V’è da aggiungere, inoltre, che, per espressa previsione normativa, la causa di non punibilità di cui all’art. 13 D.lgs. 74/2000 – che prevede il pagamento integrale del debito tributario prima della dichiarazione di apertura del dibattimento, anche a seguito di procedure conciliative e di adesione all’accertamento previste dalle norme tributarie o del ravvedimento operoso – si applica esclusivamente alla ipotesi di reato di cui al comma 1 dell’art. 10 quater.

Tale distinzione rileva, infine, con riferimento al cd. Riversamento spontaneo, introdotto dall’art. 5, commi 7-12, DL 146/2021. Trattasi della facoltà per i contribuenti di riversare spontaneamente l’importo del credito indebitamente utilizzato, senza applicazione di interessi e spese, quando essi:

  • abbiano realmente svolto, sostenendo le relative spese, attività in tutto o in parte non qualificabili come ricerca e sviluppo;
  • abbiano fruito del credito in maniera non conforme a quanto dettato dalla disposizione di interpretazione autentica di cui all’art. 1 co. 72 L. 145/2018 (che prevede che il riconoscimento del credito d'imposta  per spese di ricerca e sviluppo ai soggetti residenti  commissionari  che eseguono attività  di  ricerca  e  sviluppo  per  conto  di  imprese residenti o localizzate in altri Stati membri  dell'Unione  europea, negli Stati  aderenti  all'Accordo  sullo  Spazio economico  europeo ovvero in Stati compresi nell'elenco di cui al decreto  del  Ministro delle finanze 4 settembre 1996, pubblicato nella  Gazzetta  Ufficiale n. 220 del 19 settembre 1996, si interpreta nel senso che ai fini del calcolo del credito d'imposta attribuibile assumono rilevanza esclusivamente le spese ammissibili relative alle attività di ricerca e sviluppo svolte direttamente e in laboratori o strutture situati nel territorio dello Stato italiano);
  • vogliano correggere errori nella quantificazione o nella individuazione delle spese ammissibili.
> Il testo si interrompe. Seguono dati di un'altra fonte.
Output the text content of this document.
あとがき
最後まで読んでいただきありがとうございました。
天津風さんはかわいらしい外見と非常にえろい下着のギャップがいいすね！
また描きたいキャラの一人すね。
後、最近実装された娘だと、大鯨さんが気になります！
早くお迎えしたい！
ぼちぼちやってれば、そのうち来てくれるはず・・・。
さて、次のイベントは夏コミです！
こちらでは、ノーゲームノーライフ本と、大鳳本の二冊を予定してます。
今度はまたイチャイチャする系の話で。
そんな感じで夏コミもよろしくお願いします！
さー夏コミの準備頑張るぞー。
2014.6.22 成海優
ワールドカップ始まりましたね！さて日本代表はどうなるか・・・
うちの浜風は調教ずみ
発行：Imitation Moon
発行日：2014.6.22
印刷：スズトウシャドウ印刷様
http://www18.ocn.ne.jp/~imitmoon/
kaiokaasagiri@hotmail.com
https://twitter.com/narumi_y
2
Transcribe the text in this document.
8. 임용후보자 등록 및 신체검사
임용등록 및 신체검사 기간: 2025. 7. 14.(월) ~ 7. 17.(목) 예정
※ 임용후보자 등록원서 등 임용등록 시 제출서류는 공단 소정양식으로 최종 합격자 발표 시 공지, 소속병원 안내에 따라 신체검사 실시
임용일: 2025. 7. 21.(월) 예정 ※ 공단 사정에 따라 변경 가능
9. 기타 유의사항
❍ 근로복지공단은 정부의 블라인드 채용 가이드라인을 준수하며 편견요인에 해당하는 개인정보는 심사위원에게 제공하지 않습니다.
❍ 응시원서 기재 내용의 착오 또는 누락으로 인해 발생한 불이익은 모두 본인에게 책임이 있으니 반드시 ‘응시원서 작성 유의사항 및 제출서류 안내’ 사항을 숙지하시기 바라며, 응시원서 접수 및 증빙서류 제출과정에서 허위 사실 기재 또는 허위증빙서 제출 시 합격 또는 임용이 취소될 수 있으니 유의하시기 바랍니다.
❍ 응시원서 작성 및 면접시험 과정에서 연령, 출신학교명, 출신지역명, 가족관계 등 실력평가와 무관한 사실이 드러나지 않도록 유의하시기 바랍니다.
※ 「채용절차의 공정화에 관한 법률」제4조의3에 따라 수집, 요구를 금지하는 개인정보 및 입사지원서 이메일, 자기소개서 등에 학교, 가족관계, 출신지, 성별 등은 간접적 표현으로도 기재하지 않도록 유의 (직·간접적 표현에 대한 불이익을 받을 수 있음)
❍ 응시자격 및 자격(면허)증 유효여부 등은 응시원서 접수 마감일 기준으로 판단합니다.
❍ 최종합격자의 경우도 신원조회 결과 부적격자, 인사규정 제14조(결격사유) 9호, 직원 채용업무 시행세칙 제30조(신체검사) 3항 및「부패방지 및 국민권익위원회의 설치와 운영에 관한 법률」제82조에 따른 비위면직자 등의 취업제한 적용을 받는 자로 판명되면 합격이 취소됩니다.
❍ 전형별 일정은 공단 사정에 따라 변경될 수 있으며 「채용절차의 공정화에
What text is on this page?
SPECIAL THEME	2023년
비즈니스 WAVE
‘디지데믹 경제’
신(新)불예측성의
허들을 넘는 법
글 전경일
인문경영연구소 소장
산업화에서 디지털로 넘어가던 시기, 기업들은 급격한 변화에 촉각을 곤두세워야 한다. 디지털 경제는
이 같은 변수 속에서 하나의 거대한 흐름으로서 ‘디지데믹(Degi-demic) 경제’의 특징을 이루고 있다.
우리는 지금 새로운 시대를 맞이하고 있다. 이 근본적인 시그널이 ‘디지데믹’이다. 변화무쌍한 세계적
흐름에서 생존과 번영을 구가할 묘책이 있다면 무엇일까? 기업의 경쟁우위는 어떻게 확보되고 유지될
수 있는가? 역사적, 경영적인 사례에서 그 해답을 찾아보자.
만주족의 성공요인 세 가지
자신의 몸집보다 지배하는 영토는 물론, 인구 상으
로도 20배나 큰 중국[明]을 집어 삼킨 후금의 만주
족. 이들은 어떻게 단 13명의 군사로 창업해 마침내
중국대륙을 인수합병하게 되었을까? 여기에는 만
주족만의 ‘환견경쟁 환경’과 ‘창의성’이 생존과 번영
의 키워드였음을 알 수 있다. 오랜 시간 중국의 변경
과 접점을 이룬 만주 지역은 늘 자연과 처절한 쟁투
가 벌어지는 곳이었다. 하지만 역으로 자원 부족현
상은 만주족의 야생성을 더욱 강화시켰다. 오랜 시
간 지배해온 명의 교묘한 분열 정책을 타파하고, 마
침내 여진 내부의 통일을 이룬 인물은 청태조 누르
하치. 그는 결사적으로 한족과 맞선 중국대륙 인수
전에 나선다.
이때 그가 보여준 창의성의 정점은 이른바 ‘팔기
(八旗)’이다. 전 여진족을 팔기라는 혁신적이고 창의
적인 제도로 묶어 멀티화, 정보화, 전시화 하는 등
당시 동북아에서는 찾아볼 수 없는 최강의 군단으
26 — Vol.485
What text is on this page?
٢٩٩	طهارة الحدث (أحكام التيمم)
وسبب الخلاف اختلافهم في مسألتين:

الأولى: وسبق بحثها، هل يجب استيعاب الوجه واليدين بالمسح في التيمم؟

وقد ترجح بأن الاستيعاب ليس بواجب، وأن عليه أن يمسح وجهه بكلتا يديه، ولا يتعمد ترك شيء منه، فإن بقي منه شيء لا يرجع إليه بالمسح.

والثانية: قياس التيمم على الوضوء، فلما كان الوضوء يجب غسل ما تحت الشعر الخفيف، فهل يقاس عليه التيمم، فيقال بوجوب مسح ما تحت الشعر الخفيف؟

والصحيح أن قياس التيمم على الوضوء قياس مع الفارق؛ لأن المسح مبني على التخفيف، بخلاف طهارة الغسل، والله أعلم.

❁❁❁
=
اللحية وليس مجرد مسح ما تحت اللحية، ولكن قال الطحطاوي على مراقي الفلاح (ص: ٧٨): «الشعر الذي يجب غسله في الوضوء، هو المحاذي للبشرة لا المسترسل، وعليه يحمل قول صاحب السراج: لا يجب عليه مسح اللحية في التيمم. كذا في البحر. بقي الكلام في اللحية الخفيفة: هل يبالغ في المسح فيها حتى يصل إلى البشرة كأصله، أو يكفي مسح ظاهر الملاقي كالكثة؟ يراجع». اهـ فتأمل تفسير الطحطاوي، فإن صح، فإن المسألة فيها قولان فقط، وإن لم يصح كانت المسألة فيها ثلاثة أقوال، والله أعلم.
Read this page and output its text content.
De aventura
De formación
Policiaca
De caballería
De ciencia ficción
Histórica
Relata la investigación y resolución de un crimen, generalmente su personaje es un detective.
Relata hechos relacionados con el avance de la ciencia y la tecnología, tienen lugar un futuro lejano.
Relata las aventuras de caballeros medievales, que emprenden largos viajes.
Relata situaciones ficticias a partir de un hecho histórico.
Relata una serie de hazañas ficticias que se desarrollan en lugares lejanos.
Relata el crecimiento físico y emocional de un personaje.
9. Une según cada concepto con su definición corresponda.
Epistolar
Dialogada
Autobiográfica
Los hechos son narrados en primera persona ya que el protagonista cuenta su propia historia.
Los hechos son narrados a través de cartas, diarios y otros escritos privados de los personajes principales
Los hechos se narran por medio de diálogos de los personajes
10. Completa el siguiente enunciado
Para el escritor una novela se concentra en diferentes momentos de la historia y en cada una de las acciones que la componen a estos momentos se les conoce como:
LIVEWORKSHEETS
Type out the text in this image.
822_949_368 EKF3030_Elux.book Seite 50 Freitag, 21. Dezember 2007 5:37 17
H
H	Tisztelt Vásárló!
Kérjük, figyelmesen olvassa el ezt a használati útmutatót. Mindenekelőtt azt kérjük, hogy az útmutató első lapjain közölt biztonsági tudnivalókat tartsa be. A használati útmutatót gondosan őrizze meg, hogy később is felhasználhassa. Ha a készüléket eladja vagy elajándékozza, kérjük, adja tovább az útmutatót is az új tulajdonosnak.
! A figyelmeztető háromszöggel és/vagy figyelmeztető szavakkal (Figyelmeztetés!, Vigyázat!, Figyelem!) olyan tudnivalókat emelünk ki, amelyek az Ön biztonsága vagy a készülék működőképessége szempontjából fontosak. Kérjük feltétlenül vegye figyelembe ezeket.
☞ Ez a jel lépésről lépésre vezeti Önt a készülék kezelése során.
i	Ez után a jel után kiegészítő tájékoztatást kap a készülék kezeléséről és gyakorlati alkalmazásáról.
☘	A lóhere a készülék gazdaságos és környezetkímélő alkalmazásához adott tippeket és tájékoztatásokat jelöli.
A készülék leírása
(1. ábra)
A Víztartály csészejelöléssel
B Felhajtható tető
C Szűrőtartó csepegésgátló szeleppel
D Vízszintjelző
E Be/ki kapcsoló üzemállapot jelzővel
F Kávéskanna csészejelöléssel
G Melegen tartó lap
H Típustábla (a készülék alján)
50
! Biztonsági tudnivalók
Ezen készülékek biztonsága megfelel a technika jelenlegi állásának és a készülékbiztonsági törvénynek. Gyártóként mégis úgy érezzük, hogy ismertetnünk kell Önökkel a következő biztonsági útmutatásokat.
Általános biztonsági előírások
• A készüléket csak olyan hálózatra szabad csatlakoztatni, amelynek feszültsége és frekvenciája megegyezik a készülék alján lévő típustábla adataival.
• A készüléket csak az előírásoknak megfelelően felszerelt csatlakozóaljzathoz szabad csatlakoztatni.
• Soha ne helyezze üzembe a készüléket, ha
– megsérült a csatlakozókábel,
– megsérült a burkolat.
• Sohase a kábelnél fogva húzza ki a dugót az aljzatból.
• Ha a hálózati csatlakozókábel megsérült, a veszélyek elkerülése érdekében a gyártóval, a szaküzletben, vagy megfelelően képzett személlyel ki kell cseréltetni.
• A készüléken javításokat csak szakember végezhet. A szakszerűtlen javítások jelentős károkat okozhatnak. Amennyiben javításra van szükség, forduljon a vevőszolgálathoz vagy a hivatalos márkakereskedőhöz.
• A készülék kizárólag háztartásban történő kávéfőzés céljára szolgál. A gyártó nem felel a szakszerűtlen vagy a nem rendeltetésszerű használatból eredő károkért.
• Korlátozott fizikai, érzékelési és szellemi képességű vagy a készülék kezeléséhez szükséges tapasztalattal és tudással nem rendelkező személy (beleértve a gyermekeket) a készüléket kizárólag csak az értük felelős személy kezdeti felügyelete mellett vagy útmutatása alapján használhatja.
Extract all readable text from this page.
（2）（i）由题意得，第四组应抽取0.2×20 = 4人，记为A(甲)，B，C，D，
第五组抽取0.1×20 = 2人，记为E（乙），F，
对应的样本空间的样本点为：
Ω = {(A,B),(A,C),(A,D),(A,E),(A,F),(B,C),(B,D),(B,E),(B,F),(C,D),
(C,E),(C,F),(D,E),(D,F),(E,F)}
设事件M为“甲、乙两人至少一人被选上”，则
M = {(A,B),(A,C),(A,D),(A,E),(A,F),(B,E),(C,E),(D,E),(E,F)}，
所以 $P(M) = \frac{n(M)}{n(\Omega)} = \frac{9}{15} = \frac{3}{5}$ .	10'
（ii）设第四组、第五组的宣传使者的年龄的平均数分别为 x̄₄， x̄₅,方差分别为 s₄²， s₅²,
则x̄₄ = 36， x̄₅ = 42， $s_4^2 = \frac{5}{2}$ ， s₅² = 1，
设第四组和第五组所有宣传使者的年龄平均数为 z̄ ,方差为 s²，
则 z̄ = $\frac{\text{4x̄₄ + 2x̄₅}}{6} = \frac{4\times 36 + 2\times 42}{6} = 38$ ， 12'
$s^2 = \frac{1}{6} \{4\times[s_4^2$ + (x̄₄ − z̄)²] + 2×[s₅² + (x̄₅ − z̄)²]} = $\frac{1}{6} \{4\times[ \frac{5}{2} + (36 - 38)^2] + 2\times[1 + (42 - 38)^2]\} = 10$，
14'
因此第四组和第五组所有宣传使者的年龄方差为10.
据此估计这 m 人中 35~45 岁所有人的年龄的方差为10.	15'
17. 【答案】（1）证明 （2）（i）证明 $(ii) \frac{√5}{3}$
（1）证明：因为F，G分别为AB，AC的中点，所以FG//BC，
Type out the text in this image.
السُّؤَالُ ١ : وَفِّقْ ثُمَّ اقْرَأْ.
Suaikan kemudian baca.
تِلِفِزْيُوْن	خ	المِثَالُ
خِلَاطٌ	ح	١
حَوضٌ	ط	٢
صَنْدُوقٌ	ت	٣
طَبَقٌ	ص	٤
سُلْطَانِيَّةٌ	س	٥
L'accesso alla procedura è, invece, escluso nei casi in cui il credito d'imposta utilizzato in compensazione sia il risultato di condotte fraudolente, di fattispecie oggettivamente o soggettivamente simulate, di false rappresentazioni della realtà basate sull'utilizzo di documenti falsi o di fatture che documentano operazioni inesistenti, nonché nelle ipotesi in cui manchi la documentazione idonea a dimostrare il sostenimento delle spese ammissibili al credito d'imposta (comma 8).

La richiesta di avvalersi di tale procedura deve essere avanzata all’AdE entro il 31.10.2023, come da proroga richiesta dal MEF e contenuta nella legge di conversione del DL Aiuti ter, e il pagamento dovrà essere eseguito in un’unica soluzione entro il 16.12.2023 ovvero in tre rate di pari importo alle seguenti scadenze 16.12.2023, 16.12.2024 e 16.12.2015.

Il perfezionamento della procedura ha effetti anche sull’eventuale procedimento penale a carico del contribuente che abbia indebitamente fruito di un credito “non spettante” in quanto esclude la punibilità per il delitto di cui all'articolo 10 quater D.lgs. n. 74/2000.